Imperial - 47 unit Multifamily Affordable Housing (South LA)

Fully Private Funding for Faster Delivery

By utilizing a 100% privately funded model, the project eliminates reliance on public subsidies, ensuring a streamlined timeline and faster market entry.

Projected Valuation:

$17,966,267

Total Capital Request:

$1,600,000

Target Completion:

Spring 2028

The development is optimized for workforce and single-person households, prioritizing high-yield units over resident parking to enhance Net Operating Income (NOI).

Financial Performance (Year 1 Estimates)

The project demonstrates a lean operating model with robust cash flow projections.

Effective Gross Income (EGI):

$1,217,338

Operating Expenses:

$244,823

Net Operating Income (NOI):

$898,313

Net Cash Flow (After Debt):

$365,190

Cost to Build:

$6,000,000

Market Edge: Units are positioned at $1,800–$2,200/month, providing a modern, new-construction alternative that is significantly more affordable than the $2,800+ luxury market average

Location & Market Dynamics

Prime South LA Connectivity:

Transit-Oriented:

Good to Excellent" transit access (Score: ~62-70) with proximity to Metro connections and the I-110/I-105 freeways.

High Demand:

The 90044 submarket is approximately 70% renter-occupied, facing a deep housing supply deficit.

Stable Fundamentals:

Citywide multifamily vacancy remains near 5%, which is below national averages.

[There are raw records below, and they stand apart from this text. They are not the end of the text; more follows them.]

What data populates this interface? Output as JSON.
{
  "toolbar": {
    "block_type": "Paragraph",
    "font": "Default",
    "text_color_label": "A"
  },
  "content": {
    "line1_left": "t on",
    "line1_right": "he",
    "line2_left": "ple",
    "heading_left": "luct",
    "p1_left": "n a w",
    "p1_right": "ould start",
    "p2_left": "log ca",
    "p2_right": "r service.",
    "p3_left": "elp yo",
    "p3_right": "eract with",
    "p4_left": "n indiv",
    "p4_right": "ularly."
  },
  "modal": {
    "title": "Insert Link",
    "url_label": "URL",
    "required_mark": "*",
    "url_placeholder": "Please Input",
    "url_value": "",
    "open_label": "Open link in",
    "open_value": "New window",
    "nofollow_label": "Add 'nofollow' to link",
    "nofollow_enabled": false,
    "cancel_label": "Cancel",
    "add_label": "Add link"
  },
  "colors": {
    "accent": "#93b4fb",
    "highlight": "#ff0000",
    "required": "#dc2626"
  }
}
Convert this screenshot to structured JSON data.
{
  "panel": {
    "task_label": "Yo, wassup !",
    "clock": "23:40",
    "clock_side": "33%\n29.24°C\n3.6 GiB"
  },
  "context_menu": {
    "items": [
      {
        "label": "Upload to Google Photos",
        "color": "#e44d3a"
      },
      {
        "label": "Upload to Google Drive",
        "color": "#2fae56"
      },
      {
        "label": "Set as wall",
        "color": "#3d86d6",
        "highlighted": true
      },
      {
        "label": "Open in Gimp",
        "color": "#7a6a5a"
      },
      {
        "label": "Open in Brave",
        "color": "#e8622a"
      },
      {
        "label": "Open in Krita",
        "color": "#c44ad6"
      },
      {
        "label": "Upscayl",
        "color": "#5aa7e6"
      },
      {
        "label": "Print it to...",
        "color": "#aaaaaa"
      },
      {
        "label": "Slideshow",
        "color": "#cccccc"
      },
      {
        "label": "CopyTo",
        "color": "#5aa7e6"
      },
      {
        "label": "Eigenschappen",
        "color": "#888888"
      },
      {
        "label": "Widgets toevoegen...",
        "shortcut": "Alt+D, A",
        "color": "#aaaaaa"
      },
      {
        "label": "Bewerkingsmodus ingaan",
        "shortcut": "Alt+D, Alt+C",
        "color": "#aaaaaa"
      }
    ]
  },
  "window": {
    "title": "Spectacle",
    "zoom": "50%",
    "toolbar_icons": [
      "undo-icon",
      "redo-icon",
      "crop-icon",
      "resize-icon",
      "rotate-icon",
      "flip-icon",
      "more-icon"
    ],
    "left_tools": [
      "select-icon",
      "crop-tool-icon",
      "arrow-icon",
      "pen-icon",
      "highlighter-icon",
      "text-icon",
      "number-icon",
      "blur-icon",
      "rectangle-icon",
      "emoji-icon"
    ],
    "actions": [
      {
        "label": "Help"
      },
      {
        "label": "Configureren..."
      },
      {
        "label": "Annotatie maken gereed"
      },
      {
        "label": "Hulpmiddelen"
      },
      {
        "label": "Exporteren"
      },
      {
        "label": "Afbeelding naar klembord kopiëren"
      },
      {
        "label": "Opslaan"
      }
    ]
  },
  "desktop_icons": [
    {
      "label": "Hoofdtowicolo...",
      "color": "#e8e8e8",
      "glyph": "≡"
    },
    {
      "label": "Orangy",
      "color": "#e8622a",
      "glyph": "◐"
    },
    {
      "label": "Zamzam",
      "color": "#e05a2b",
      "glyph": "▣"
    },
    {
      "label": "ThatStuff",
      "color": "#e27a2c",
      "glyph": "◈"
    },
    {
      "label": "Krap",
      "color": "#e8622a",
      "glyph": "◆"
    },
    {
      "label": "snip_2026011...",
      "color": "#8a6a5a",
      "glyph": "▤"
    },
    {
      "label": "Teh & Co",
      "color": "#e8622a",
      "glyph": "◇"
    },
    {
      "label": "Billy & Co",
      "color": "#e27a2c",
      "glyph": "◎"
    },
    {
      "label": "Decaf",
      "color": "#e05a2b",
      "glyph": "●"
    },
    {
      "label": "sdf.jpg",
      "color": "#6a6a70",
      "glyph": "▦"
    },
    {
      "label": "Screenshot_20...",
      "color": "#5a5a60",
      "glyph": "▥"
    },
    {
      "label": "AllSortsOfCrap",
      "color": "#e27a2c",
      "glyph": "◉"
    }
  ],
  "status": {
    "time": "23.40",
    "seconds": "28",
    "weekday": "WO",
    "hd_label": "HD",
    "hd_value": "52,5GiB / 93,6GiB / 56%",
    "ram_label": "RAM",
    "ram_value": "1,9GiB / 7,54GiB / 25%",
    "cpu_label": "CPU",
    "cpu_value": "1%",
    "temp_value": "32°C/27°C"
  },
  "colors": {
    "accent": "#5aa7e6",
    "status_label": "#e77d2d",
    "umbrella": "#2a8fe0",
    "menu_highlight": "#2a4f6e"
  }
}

Development Timeline & Exit Strategy

Construction Duration:

16–18 months.

Stabilization:

6 months to 1 year.

Primary Exit:

A refinance upon stabilization to repay the private loan within the 18-month term.

Secondary Exit:

Sale to a long-term affordable housing owner or strategic recapitalization.

Community & ESG Impact

Affordability:

Directly addresses local housing shortages with 47 income-qualified units.

Environmental:

Car-free design reduces carbon emissions and vehicle dependency.

Social Stability:

Provides long-term security for the local workforce, supporting economic mobility.